Advocacy & Legal Advice Center (ALAC) is a separate center established within Transparency Maldives (TM) to provide free legal advice to victims and witnesses of corruption. ALAC is an AUS-AID funded project initiated in October 2011. The Centre was officially launched and provision of its services started on June 10, 2012.
ALAC is a platform for citizens to voice out their grievances and to empower individuals to pursue corruption related complaints.
The objective of the ALAC is:
– To provide free legal advice and assistance to victims and witnesses of corruption
– Help citizens pursue corruption-related cases
– Undertake advocacy for broader reform
The citizens can pursue corruption related complaints by:
– Calling ALAC’s toll-free number: (800) 3003 567
– Visiting ALAC office: MF Building, 7th Floor, Chaandhanee Magu, Male’
– Via email: firstname.lastname@example.org
ALAC, in addition to free legal consultation also conducts outreach programs to create public awareness about the detrimental effects of corruption.
ALAC would work with the government, independent institutions, NGO’s, private law firms and other relevant organizations and, would undertake advocacy to bring about broader systematic changes needed to tackle and curb corruption.
Prior to its launching, ALAC has worked in building relationship and establishing working partnership with several key stakeholders. This initial pre-launch work resulted in successful signing of ALAC’s first MoU with Anti-Corruption Commission (ACC) of Maldives.
Human trafficking and corruption relating to expatriate labourers being one of the major issues in the country, ALAC provides its services to the vulnerable Bangladeshi workers in the Maldives.
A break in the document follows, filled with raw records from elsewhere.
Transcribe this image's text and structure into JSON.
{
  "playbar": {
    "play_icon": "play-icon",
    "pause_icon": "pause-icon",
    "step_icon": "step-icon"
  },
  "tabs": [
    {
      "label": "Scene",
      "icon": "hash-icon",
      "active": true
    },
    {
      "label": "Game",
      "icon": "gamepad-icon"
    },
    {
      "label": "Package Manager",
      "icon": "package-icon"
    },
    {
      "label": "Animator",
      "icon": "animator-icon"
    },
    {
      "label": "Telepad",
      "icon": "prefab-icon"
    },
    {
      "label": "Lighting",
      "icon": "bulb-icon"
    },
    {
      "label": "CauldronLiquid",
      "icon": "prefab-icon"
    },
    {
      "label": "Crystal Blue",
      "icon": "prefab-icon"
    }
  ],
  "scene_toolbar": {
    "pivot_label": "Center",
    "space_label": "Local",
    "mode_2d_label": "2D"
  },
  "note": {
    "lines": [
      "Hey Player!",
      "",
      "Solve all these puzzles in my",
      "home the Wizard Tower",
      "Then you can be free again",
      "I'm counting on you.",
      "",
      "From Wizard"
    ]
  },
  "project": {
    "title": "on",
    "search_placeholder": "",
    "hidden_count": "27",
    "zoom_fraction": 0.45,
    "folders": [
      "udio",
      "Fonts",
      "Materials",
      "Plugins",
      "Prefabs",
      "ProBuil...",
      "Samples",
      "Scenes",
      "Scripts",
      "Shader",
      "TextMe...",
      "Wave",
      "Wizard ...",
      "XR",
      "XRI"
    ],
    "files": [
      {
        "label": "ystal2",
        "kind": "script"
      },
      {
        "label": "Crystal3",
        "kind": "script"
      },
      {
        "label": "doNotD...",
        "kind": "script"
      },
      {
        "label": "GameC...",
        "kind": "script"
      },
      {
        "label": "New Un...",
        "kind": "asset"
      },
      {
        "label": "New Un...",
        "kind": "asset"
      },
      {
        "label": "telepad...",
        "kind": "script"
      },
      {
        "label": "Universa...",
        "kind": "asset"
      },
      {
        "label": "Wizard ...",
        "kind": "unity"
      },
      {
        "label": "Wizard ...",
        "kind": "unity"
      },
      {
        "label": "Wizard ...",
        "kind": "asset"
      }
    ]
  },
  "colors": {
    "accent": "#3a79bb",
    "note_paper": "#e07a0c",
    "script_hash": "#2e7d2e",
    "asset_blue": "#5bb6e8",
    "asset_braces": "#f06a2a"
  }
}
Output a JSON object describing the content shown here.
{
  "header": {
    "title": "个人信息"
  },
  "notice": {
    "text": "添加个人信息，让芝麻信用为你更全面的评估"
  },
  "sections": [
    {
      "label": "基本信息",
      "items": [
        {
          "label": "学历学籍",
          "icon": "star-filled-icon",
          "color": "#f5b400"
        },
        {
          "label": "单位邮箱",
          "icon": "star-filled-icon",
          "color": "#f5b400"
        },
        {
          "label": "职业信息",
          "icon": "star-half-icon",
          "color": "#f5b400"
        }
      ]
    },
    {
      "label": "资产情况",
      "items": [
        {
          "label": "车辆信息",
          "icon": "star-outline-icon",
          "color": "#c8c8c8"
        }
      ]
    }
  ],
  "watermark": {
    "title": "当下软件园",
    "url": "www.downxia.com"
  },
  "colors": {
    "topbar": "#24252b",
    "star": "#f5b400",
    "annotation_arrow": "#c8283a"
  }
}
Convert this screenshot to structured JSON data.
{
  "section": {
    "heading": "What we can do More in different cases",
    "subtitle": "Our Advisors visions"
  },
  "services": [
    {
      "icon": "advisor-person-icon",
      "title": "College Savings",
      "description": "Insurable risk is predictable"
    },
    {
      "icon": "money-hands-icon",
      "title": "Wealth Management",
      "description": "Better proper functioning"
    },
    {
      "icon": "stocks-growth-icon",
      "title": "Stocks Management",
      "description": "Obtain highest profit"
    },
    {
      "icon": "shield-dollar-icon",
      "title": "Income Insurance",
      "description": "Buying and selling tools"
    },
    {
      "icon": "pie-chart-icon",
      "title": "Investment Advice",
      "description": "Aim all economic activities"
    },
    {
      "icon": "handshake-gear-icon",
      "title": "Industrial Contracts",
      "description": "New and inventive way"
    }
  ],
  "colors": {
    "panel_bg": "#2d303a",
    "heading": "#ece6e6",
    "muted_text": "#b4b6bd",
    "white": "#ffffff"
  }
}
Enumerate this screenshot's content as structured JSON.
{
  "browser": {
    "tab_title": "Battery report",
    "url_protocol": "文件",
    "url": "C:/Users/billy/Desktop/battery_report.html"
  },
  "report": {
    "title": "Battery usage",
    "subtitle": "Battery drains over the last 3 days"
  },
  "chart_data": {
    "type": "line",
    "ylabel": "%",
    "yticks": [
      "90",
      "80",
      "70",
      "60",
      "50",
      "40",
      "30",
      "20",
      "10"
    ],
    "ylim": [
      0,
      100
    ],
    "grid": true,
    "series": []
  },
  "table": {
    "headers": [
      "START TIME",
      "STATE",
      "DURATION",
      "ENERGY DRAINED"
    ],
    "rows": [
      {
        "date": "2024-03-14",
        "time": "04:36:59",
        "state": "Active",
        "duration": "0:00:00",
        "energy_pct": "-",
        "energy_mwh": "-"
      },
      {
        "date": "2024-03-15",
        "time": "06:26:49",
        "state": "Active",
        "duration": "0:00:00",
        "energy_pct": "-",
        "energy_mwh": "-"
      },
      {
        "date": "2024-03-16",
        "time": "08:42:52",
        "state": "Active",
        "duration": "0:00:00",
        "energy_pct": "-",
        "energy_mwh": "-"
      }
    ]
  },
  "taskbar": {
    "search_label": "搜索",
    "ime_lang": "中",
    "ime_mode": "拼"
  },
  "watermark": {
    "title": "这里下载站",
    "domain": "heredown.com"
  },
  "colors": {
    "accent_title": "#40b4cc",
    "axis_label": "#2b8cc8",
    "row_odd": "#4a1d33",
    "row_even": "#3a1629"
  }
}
Through Transparency International’s FK exchange program, a staff member of Transparency International Bangladesh has been based in TM to assist with complaints from Bangladeshi workers.
To further extend ALAC services and reach a larger community, ALAC also conduct Mobile ALAC Camps in rural outer atolls. These Camps provide free-legal advice to the vulnerable island communities, which have very limited access to legal services. Plans have been made to conduct at least 4 Mobile Camps a year.